Reuters reports, cited across sources, detail meetings in Michigan last week and a Ford team in China this week. Talks have simmered for months, focusing first on manufacturing but expanding to tech sharing. No deal is finalized; Ford states it is discussing with many companies, some materializing, some not.

Potential Deal Elements
While no contract exists, reports outline core components:
| Aspect | Details | |
|---|---|---|
| Manufacturing Site | Valencia, Spain (primary); Cologne or Saarlouis, Germany (alternatives) | |
| Tariff Avoidance | Up to 37.6% on Chinese EV imports to the EU | |
| Tech Sharing | Geely’s G-ASD system with World Action Model (WAM) for self-driving in complex scenarios | |
| G-ASD Capabilities | Handles parking garages, roundabouts, toll gates; controls powertrain, brakes, screens | |
| Current G-ASD Use | Zeekr, Lynk & Co models |

Analysis: Manufacturing Synergies
Geely gains local production to slash costs and prices, making models like Zeekr competitive in Europe without tariff hits. Ford fills idle capacity—Valencia’s modern assembly lines suit EV builds—preserving jobs and revenue. This mirrors industry trends: Western firms lease space to cut fixed costs as the EV transition slows sales of traditional models.
Analysis: Technology Exchange
Geely’s Afari Technology offers G-ASD, a level 3+ system using WAM for contextual road learning. Ford, lagging in ADAS versus Chinese rivals, could integrate this into its EVs, accelerating features like eyes-off autonomy planned for 2028 on its Universal EV Platform. Farley has praised Chinese EV prowess, signaling openness to such tech.

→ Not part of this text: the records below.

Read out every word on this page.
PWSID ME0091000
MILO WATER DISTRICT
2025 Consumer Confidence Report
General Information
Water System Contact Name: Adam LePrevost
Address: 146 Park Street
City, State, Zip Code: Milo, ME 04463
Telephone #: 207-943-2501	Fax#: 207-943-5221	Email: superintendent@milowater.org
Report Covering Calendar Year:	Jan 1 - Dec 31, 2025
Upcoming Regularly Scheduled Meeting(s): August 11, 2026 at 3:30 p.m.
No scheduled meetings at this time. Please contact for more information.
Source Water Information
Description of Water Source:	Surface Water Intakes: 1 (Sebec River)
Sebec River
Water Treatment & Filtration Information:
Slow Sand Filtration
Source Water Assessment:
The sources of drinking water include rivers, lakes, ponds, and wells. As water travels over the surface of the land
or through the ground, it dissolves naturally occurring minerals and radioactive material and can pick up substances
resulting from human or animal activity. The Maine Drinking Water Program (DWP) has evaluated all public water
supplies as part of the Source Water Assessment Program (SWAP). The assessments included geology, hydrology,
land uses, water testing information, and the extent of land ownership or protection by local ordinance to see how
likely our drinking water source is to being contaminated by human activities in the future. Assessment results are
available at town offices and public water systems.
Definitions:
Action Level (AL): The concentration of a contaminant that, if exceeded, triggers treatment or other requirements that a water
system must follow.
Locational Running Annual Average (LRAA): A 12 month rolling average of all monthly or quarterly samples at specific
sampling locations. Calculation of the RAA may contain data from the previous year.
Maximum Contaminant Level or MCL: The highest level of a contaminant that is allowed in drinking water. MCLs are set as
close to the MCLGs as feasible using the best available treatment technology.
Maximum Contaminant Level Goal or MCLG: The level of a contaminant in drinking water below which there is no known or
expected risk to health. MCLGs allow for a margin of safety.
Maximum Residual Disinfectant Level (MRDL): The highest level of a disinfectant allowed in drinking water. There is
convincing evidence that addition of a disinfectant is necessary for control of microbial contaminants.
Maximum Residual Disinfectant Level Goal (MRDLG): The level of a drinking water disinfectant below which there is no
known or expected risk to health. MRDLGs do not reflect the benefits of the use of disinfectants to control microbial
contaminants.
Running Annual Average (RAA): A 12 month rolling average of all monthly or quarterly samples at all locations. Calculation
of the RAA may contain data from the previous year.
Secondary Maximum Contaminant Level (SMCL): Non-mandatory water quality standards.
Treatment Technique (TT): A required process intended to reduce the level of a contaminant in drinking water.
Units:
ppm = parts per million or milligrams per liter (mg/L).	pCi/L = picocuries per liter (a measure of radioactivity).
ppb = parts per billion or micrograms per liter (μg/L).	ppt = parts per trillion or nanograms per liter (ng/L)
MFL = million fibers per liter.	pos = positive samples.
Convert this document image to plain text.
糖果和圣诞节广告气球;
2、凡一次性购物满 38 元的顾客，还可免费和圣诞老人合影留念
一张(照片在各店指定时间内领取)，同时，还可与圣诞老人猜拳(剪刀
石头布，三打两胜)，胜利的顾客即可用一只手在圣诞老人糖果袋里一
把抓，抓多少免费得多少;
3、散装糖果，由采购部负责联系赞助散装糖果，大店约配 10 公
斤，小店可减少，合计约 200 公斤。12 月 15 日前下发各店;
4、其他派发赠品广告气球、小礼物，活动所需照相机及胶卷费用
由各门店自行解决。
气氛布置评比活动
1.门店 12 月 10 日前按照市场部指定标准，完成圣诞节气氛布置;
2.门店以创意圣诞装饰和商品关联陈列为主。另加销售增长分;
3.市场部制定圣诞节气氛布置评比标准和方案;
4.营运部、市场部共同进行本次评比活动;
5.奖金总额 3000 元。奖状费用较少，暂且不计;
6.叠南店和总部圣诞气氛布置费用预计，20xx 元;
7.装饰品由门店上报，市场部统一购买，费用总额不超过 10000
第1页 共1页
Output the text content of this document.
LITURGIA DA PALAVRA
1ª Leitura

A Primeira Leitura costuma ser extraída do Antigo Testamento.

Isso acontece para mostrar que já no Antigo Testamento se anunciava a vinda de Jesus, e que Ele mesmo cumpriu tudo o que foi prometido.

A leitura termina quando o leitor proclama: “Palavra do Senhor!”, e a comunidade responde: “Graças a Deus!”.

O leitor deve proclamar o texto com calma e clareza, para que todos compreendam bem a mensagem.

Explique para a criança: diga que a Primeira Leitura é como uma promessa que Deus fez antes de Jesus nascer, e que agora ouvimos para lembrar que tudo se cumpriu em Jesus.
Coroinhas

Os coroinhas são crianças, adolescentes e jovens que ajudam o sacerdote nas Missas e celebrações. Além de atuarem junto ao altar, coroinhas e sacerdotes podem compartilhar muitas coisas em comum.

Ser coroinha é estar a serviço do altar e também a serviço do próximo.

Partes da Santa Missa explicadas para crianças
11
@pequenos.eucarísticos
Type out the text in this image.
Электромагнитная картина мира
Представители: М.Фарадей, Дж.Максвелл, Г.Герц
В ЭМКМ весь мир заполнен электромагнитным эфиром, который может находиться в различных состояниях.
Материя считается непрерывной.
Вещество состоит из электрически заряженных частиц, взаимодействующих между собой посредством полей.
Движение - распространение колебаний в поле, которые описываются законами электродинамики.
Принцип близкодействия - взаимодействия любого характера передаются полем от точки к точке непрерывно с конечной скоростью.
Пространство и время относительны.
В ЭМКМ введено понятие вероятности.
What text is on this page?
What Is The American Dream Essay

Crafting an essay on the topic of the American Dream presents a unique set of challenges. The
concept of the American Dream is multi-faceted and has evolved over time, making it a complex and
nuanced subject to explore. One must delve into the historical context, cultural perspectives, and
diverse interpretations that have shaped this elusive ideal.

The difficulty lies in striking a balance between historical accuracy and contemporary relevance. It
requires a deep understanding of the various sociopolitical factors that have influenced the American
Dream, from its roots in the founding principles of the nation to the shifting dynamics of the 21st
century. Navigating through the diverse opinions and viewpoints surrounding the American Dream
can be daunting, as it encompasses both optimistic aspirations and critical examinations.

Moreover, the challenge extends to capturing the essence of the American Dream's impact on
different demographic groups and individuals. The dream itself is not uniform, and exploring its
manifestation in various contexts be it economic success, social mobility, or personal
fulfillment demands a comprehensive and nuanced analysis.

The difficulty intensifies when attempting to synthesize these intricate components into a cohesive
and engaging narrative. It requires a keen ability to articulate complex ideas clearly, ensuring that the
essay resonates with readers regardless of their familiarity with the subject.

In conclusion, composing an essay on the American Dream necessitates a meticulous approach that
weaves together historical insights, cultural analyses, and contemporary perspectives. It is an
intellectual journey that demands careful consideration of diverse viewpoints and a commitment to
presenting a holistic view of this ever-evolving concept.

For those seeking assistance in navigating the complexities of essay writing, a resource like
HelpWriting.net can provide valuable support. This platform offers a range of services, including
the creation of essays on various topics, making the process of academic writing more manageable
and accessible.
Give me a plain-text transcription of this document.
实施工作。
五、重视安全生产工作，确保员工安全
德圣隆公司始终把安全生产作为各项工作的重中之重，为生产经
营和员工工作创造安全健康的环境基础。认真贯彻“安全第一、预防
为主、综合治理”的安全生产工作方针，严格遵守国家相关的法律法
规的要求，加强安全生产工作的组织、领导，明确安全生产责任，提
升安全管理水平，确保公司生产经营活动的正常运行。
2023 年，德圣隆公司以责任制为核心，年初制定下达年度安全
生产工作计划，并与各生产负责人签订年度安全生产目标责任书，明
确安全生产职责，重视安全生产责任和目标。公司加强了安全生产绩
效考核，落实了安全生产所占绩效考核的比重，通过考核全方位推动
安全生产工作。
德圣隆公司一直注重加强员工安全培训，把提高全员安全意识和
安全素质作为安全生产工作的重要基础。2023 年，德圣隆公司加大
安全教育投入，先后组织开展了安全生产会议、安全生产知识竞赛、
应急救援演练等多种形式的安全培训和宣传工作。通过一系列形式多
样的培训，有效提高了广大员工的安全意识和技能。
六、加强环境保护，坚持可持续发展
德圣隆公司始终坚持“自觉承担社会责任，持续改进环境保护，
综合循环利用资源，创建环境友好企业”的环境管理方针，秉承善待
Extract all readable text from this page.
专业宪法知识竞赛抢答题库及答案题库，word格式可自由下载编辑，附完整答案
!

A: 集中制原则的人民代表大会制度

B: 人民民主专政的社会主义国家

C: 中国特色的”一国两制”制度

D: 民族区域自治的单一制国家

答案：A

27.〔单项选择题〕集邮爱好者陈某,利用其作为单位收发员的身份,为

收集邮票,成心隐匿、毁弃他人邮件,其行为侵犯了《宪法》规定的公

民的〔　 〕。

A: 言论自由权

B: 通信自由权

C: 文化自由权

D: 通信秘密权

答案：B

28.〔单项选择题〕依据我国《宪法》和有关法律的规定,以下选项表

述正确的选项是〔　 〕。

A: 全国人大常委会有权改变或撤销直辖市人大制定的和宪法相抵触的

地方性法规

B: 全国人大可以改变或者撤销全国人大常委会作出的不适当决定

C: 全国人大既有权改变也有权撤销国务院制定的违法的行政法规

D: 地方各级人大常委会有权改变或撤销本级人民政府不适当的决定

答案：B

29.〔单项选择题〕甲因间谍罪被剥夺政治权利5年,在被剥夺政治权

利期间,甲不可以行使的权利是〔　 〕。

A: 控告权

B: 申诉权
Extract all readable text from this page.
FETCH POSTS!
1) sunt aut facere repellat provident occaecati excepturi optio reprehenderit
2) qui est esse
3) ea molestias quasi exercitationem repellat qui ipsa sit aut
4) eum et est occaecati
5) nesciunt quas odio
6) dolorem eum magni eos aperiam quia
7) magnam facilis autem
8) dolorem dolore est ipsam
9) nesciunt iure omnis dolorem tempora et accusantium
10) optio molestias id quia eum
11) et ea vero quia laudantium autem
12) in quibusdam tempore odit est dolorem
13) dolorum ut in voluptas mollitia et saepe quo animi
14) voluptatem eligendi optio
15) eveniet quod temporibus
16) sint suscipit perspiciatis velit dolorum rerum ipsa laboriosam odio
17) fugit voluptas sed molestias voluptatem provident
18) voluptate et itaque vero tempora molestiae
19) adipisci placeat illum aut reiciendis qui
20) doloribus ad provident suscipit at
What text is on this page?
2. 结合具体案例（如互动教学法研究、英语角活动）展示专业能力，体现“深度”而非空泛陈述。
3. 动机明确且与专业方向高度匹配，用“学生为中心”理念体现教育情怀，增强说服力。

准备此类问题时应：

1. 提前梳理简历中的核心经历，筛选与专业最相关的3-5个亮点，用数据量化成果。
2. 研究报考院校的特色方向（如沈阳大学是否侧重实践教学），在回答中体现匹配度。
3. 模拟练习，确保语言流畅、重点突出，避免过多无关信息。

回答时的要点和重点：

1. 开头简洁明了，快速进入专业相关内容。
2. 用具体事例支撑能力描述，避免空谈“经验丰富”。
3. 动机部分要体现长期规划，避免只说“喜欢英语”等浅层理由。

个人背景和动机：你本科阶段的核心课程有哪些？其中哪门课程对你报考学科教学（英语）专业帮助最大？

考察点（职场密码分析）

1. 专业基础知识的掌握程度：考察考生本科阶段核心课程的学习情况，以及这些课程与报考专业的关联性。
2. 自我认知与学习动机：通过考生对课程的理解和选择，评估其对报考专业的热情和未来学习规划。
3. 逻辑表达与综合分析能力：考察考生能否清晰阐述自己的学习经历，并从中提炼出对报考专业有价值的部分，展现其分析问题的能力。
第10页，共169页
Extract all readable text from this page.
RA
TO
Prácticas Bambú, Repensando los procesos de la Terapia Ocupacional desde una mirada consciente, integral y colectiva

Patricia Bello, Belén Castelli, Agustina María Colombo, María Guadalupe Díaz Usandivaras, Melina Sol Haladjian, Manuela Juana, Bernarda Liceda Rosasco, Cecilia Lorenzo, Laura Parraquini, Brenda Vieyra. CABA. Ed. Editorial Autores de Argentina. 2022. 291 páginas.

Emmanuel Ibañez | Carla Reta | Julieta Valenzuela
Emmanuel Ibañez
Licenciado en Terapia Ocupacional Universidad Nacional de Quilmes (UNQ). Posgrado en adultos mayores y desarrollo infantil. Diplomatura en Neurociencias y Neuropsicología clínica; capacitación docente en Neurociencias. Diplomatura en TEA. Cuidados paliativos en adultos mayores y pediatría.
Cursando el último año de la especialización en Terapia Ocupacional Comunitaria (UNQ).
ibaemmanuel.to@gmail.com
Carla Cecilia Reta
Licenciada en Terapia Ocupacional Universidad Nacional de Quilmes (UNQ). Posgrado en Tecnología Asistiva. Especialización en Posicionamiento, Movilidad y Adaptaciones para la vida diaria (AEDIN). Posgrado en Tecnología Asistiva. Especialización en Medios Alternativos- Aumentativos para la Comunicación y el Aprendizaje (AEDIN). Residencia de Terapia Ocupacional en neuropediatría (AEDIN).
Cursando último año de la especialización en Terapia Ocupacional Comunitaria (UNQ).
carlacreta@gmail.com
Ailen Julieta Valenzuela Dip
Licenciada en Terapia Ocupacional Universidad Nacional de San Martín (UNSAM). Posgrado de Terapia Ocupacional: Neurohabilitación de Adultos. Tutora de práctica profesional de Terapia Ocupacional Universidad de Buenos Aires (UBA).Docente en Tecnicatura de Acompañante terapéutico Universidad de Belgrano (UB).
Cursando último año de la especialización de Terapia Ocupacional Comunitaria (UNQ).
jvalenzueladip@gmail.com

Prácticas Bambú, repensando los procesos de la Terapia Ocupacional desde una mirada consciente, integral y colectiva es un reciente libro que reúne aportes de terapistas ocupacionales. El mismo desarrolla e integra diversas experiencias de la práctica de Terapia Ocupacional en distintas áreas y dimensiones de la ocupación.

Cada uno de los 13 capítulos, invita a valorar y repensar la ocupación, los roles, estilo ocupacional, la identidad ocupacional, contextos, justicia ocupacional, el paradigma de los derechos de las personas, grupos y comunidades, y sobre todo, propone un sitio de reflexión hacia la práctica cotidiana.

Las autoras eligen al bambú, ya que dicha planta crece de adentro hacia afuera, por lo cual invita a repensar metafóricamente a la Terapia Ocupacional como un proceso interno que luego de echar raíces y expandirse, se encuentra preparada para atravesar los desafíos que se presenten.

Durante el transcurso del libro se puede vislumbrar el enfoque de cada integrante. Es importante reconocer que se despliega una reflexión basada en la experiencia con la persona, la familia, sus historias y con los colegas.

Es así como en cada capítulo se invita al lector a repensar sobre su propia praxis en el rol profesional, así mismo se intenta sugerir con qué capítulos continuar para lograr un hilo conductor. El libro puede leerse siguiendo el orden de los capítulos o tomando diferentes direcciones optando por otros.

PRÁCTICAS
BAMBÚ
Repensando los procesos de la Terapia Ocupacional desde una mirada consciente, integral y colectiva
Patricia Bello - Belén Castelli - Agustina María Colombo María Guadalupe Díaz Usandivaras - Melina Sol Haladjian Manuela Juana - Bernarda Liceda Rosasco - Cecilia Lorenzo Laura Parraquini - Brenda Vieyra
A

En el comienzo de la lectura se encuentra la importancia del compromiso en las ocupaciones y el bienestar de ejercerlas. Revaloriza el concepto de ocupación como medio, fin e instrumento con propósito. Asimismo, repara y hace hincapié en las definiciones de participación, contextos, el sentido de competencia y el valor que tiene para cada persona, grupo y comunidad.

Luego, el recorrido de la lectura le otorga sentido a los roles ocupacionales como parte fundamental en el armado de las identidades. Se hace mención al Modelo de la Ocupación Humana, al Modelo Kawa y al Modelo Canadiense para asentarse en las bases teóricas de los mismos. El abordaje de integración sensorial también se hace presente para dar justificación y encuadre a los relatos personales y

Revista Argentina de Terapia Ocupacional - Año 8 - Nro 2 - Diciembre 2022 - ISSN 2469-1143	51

Analysis: Risks and Unanswered Questions
Geopolitical tensions loom: US bans Chinese software in vehicles, though this targets Europe. EU scrutiny of Chinese production could arise. Which Geely models? Production volumes? Timeline? Details not yet confirmed. A deal could falter, as with the denied Xiaomi talks.
Comparison: Ford-Geely vs. Competitors
Versus Renault-Ford: Focuses on affordable EVs from scratch; slower, costlier than Geely’s ready tech and plants.
Versus Mercedes-Smart (Geely): Geely supplies platforms; Ford deal adds manufacturing scale for more brands.
Versus Stellantis-Leapmotor: Minority stake for Europe production; Ford-Geely emphasizes mutual tech gains over equity.

Verdict
This partnership positions Ford to survive the Chinese EV onslaught via pragmatic alliances, delivering cheaper local builds and advanced ADAS without solo investment. Ideal for Ford stakeholders seeking cost control and European regulators eyeing job protection. Geely buyers get tariff-free access; rivals must match. Watch for announcements—success here could redefine EV globalization, but failure underscores partnership fragility.